Coffee break with Dr Geraghty of Ashfield Surgery – Visiting our GP with Conjunctivitis

Coffee break with Dr Geraghty of Ashfield Surgery – Visiting our GP with Conjunctivitis

Dr Geraghty, Ashfield SurgeryMost of us will at some point or another have experienced an episode of conjunctivitis. Whether this is personally or in our children, we must remember that it is fairly common but very contagious. The PYB Health content team has taken 5 minutes out of Dr Geraghty’s busy day to get some top tips of how to get rid of Conjunctivitis, and equally when we should be more concerned.

Question: Dr Geraghty, how will a person know if they have Conjunctivitis?

Dr Geraghty: One or both eyes usually become red, painful or itchy and maybe associated with swelling of the eye lids. You may also notice discharge from the affected eye. 

Question: What is the first think you should do if you have it?

Dr Geraghty: Initially I would advise self care, remove contact lenses if you wear them, simple painful relief, bathe the eye with cooled boiled water and practice good hand hygiene to avoid spread as the condistion is contagious.

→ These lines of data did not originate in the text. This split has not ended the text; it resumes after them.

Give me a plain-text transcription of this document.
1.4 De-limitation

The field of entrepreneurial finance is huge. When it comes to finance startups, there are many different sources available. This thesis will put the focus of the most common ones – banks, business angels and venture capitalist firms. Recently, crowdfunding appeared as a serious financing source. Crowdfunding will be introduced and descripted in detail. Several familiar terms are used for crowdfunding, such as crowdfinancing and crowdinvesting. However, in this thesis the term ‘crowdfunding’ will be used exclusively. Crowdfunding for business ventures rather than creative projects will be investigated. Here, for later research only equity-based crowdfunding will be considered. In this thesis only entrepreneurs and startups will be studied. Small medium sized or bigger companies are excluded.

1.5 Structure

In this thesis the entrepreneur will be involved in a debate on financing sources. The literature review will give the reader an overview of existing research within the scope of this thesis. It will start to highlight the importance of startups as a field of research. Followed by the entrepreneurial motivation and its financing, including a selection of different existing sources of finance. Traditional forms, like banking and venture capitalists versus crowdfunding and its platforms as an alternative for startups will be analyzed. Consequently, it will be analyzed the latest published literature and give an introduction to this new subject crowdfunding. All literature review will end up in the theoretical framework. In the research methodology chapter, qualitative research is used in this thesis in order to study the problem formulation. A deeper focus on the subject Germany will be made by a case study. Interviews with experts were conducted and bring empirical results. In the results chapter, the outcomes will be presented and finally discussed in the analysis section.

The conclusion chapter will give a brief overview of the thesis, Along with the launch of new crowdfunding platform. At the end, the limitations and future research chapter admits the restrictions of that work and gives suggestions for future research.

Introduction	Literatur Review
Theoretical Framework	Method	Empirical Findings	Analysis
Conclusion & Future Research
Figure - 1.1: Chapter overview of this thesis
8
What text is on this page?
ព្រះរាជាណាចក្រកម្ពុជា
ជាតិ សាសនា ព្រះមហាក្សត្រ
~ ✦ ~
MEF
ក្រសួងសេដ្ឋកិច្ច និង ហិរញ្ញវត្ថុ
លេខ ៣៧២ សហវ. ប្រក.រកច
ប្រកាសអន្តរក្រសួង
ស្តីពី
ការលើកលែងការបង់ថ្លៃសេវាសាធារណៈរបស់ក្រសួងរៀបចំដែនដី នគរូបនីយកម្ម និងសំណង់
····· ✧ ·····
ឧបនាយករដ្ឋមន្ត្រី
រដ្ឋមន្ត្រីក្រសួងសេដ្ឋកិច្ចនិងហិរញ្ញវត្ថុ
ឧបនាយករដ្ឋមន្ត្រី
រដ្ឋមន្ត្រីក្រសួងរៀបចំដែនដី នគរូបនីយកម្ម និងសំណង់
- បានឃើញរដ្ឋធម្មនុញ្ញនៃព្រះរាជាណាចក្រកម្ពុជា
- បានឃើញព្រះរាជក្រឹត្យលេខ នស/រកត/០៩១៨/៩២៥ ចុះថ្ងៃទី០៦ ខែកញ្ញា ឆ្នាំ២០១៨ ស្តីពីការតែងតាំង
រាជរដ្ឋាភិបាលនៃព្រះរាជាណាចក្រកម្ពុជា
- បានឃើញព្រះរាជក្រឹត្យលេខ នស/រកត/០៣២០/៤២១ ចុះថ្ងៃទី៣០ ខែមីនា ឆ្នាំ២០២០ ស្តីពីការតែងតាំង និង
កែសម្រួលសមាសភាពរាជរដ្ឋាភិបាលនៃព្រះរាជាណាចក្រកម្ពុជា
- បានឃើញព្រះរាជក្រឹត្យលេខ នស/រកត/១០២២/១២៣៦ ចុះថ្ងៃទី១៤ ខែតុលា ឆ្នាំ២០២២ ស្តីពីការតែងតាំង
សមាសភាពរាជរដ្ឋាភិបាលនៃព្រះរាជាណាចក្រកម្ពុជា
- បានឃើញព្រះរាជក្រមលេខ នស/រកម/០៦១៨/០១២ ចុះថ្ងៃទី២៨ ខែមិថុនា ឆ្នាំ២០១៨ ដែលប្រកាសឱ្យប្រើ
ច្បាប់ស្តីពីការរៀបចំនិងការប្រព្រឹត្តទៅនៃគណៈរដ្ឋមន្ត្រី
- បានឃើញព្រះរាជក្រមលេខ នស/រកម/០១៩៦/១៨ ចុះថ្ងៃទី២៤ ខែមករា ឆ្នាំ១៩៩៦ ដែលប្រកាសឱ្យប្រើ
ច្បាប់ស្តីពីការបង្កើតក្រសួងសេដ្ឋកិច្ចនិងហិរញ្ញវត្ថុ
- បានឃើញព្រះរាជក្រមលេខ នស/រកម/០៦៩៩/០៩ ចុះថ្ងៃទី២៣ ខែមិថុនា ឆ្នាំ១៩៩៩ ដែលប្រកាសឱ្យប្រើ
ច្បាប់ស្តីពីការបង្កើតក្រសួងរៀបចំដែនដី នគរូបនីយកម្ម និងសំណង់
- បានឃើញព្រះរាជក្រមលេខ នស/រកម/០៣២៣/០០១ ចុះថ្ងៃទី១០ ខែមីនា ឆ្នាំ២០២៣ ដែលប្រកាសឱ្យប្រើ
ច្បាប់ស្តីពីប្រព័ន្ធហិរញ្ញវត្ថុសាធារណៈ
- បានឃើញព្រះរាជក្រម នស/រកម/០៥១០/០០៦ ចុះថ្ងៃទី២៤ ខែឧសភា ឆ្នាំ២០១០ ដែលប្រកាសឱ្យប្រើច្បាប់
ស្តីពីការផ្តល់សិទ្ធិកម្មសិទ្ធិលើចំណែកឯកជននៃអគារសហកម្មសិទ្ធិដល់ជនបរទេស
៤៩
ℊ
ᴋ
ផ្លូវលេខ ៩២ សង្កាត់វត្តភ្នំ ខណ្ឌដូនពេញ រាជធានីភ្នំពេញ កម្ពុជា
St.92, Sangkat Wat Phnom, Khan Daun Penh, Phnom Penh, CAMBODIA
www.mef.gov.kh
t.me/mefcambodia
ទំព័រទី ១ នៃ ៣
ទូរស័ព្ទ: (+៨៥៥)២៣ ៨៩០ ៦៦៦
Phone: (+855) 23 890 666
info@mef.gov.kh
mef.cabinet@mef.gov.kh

Question: Will you need to go out and buy ointment or drops?

Dr Geraghty: Simple lubricant drops can be helpful for discomfort and help to lubricate and bathe the eye these are available from your pharmacist.

Question: How do you know when to go and see your GP?

Dr Geraghty: If the eye becomes painful or the symptoms are persisting for greater than a week you should seek medical advice. If the eye becomes very swollen or you develop sensitivity to light (photophobia) or disturbance of your vision you should seek medical advice either form your GP or local optician immediately.

Question: Can Conjunctivitis be dangerous and potentially affect your eyesight?

Dr Geraghty: Most cases of conjunctivitis are mild and can be treated with the simple measures described. If you notice any of the symptoms mentioned above or become concerned it is important to seek medical advice as rarely conjunctivitis can develop into more serious conditions.

Question: How long does it take to clear up, generally?

Dr Geraghty: Usually conjunctivitis resolves within a week with simple measures, but if it persists for longer than this seeking advice from your optician, pharmacist or GP is recommended.